I will now turn the call over to Ira Palti, President and CEO of Ceragon.
With me on the call is Tali Idan, CFO.
In the second quarter we flew past the top end of our target range reaching an all time record of $55 million in revenue. Bookings remained very strong and our book-to-bill was great than one even with a big jump in Q2 revenue. We continue to benefit from the growing worldwide demand for high capacity protocol. In addition to growing demand for extension and upgrades with our high capacity solutions for Ceragon Networks I’m pleased to say that we are seeing a migration to all IP cellular beginning earlier than we originally expected. Geographically most of the strength is coming from the APAC region. In addition to the well known wireless boom in India we are seeing excellent growth from other parts of the region.
For example, during Q2 we added an important new customer in Vietnam and we extended the scope of our relationship with Digital in the Philippines to include our IP solution for the first time. Digital is starting to use next generation cellular base stations which includes native IP interfaces in the parallel IP backhaul network using our IP map solution. Growth in Latin America in Q2 reflects total on business from a leading operator in Mexico which was a 10% customer for the quarter.

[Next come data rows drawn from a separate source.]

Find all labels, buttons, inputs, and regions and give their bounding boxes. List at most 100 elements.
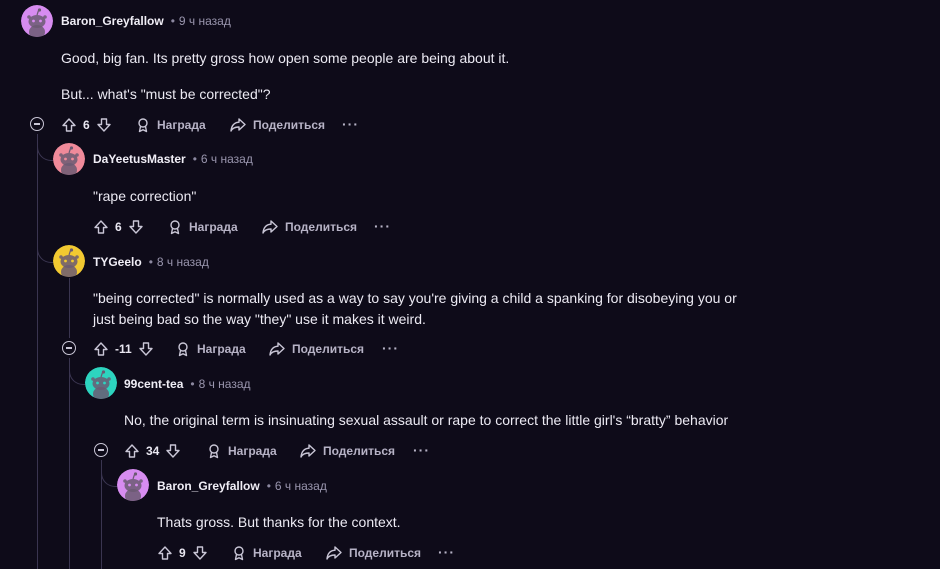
upvote-icon[interactable] — [61, 117, 77, 133]
author-name[interactable]: Baron_Greyfallow — [157, 479, 260, 493]
comment-body-line: No, the original term is insinuating sex… — [124, 412, 729, 428]
share-icon — [261, 219, 279, 235]
award-icon — [175, 341, 191, 357]
comment-body-line: "being corrected" is normally used as a … — [93, 290, 737, 306]
award-icon — [206, 443, 222, 459]
thread-connector — [101, 460, 118, 487]
snoo-avatar-icon — [85, 367, 117, 399]
award-label: Награда — [228, 444, 277, 458]
user-avatar[interactable] — [21, 5, 53, 37]
downvote-icon[interactable] — [165, 443, 181, 459]
comment-meta: DaYeetusMaster • 6 ч назад — [93, 151, 253, 167]
vote-score: 6 — [83, 118, 90, 132]
award-label: Награда — [253, 546, 302, 560]
thread-connector — [37, 134, 54, 263]
user-avatar[interactable] — [53, 245, 85, 277]
comment-meta: Baron_Greyfallow • 6 ч назад — [157, 478, 327, 494]
share-label: Поделиться — [253, 118, 326, 132]
author-name[interactable]: 99cent-tea — [124, 377, 183, 391]
share-label: Поделиться — [323, 444, 396, 458]
award-button[interactable]: Награда — [175, 339, 246, 359]
separator-dot: • — [190, 377, 195, 391]
snoo-avatar-icon — [53, 245, 85, 277]
author-name[interactable]: TYGeelo — [93, 255, 142, 269]
award-label: Награда — [189, 220, 238, 234]
award-icon — [231, 545, 247, 561]
author-name[interactable]: Baron_Greyfallow — [61, 14, 164, 28]
share-button[interactable]: Поделиться — [325, 543, 421, 563]
user-avatar[interactable] — [117, 469, 149, 501]
upvote-icon[interactable] — [93, 219, 109, 235]
comment-body-line: "rape correction" — [93, 188, 197, 204]
share-button[interactable]: Поделиться — [261, 217, 357, 237]
award-icon — [167, 219, 183, 235]
separator-dot: • — [266, 479, 271, 493]
comment-body-line: Thats gross. But thanks for the context. — [157, 514, 401, 530]
vote-control: 6 — [61, 115, 112, 135]
upvote-icon[interactable] — [93, 341, 109, 357]
vote-score: 34 — [146, 444, 160, 458]
more-options-button[interactable]: ··· — [382, 338, 399, 358]
vote-control: -11 — [93, 339, 154, 359]
more-options-button[interactable]: ··· — [438, 542, 455, 562]
timestamp[interactable]: 6 ч назад — [275, 479, 327, 493]
user-avatar[interactable] — [53, 143, 85, 175]
share-icon — [299, 443, 317, 459]
comment-body-line: Good, big fan. Its pretty gross how open… — [61, 50, 510, 66]
thread-line-level-1[interactable] — [69, 278, 70, 338]
downvote-icon[interactable] — [96, 117, 112, 133]
award-button[interactable]: Награда — [206, 441, 277, 461]
timestamp[interactable]: 8 ч назад — [199, 377, 251, 391]
snoo-avatar-icon — [53, 143, 85, 175]
vote-control: 9 — [157, 543, 208, 563]
downvote-icon[interactable] — [128, 219, 144, 235]
award-label: Награда — [157, 118, 206, 132]
vote-control: 6 — [93, 217, 144, 237]
comment-meta: Baron_Greyfallow • 9 ч назад — [61, 13, 231, 29]
thread-connector — [69, 358, 86, 385]
comment-body-line: But... what's "must be corrected"? — [61, 86, 271, 102]
vote-control: 34 — [124, 441, 181, 461]
separator-dot: • — [170, 14, 175, 28]
award-button[interactable]: Награда — [231, 543, 302, 563]
more-options-button[interactable]: ··· — [342, 114, 359, 134]
share-icon — [325, 545, 343, 561]
downvote-icon[interactable] — [192, 545, 208, 561]
timestamp[interactable]: 8 ч назад — [157, 255, 209, 269]
share-button[interactable]: Поделиться — [229, 115, 325, 135]
share-button[interactable]: Поделиться — [268, 339, 364, 359]
collapse-thread-button[interactable] — [94, 443, 108, 457]
timestamp[interactable]: 9 ч назад — [179, 14, 231, 28]
comment-meta: 99cent-tea • 8 ч назад — [124, 376, 251, 392]
share-label: Поделиться — [292, 342, 365, 356]
comment-body-line: just being bad so the way "they" use it … — [93, 311, 426, 327]
award-button[interactable]: Награда — [135, 115, 206, 135]
share-icon — [229, 117, 247, 133]
vote-score: 6 — [115, 220, 122, 234]
timestamp[interactable]: 6 ч назад — [201, 152, 253, 166]
share-label: Поделиться — [285, 220, 358, 234]
separator-dot: • — [148, 255, 153, 269]
share-button[interactable]: Поделиться — [299, 441, 395, 461]
share-icon — [268, 341, 286, 357]
collapse-thread-button[interactable] — [62, 341, 76, 355]
vote-score: -11 — [115, 342, 132, 356]
award-icon — [135, 117, 151, 133]
award-button[interactable]: Награда — [167, 217, 238, 237]
downvote-icon[interactable] — [138, 341, 154, 357]
upvote-icon[interactable] — [157, 545, 173, 561]
thread-line-level-1[interactable] — [69, 358, 70, 569]
snoo-avatar-icon — [21, 5, 53, 37]
more-options-button[interactable]: ··· — [374, 216, 391, 236]
upvote-icon[interactable] — [124, 443, 140, 459]
separator-dot: • — [192, 152, 197, 166]
share-label: Поделиться — [349, 546, 422, 560]
author-name[interactable]: DaYeetusMaster — [93, 152, 186, 166]
vote-score: 9 — [179, 546, 186, 560]
user-avatar[interactable] — [85, 367, 117, 399]
collapse-thread-button[interactable] — [30, 117, 44, 131]
comment-meta: TYGeelo • 8 ч назад — [93, 254, 209, 270]
more-options-button[interactable]: ··· — [413, 440, 430, 460]
award-label: Награда — [197, 342, 246, 356]
snoo-avatar-icon — [117, 469, 149, 501]
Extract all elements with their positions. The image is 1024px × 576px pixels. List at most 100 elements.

As we expected North America continues to be the only weak spot, a continuation of the pattern which began in Q1. We believe that North America will remain weak through the balance of 2008 for both carrier business and private networks. In 2009 we expect improvements led by the growth in mobile data networks resulting from the high data usage caused by the new iPhone launch and similar devices. In addition once the merger of Sprint Zoom and Clearwire receives the required regulatory approvals later this year and the new organization and its working methods are finalized, the new Clearwire could provide a boost to North American demand next year. EMEA made a smaller contribution to revenues in Q2 but this relates to timing rather than demand issues. Our bookings from EMEA continue to be strong and we do not see any slowdown in this region.

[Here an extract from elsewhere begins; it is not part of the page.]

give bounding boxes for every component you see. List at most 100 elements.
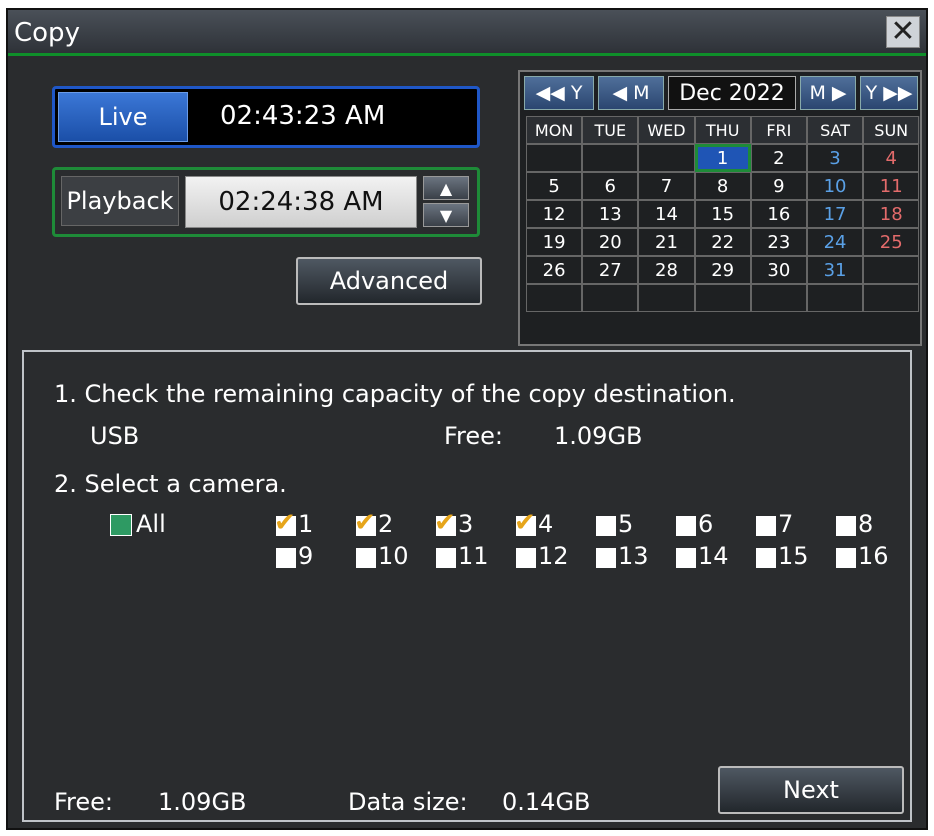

Our OEM revenues continue to grow rapidly and OEM business accounted for almost 37% of total revenue, the highest for any quarter so far. In addition, we recently announced the strategic partnership with ECI Telecom in which ECI will resell our backhaul solution. A few days ago we announced the major joint customer ELRO, a utilities company which is building a nationwide WiMAX network in Denmark. This three-year frame agreement is one example of the strength we see coming from outside Asia both in Europe and Australia. In Q2 we had a much higher proportion of business through OEM from Asia and of larger deal size which affected our margin. This shift also changes a little bit of P&L model going forward. Tali will discuss this in more detail. In addition to the shift in mix we face a weaker dollar. We were able to mitigate some of the impact and even managed to report a slight sequential increase in profits despite those challenges.
This quarter we introduced our next generation platform of radios which enable us to continue our product cost reduction trend. We started shipping the new platform to India during this quarter and are continuing to ramp up production rapidly. With a strong demand on a global basis execution remains the critical success factor and we continue to emphasize technological innovation in the IP backhaul space as well as continuous product cost reduction with stringent expense control. Looking ahead we expect to continue our growth in the second half of the year and we are revising our 2008 target to better than 35% growth and revenue on top of a very strong 2007.
Now I would like to turn the call over to Tali.
In Q2 revenues grew 48% to a new record of $55.2 million compared to $37.3 million in Q2 of 2007. GAAP income was $15.5 million or $0.40 per diluted share which included an $11.2 million income tax benefit related to the creation of deferred tax assets. I will explain the tax situation in detail in a moment. Excluding stock-based compensation and tax benefits, non-GAAP net income in Q2 grew 50% to $4.9 million compared to $3.3 million in Q2 of 2007. Non-GAAP EPS was $0.30 compared to $0.11 in Q2 last year on a much higher share count.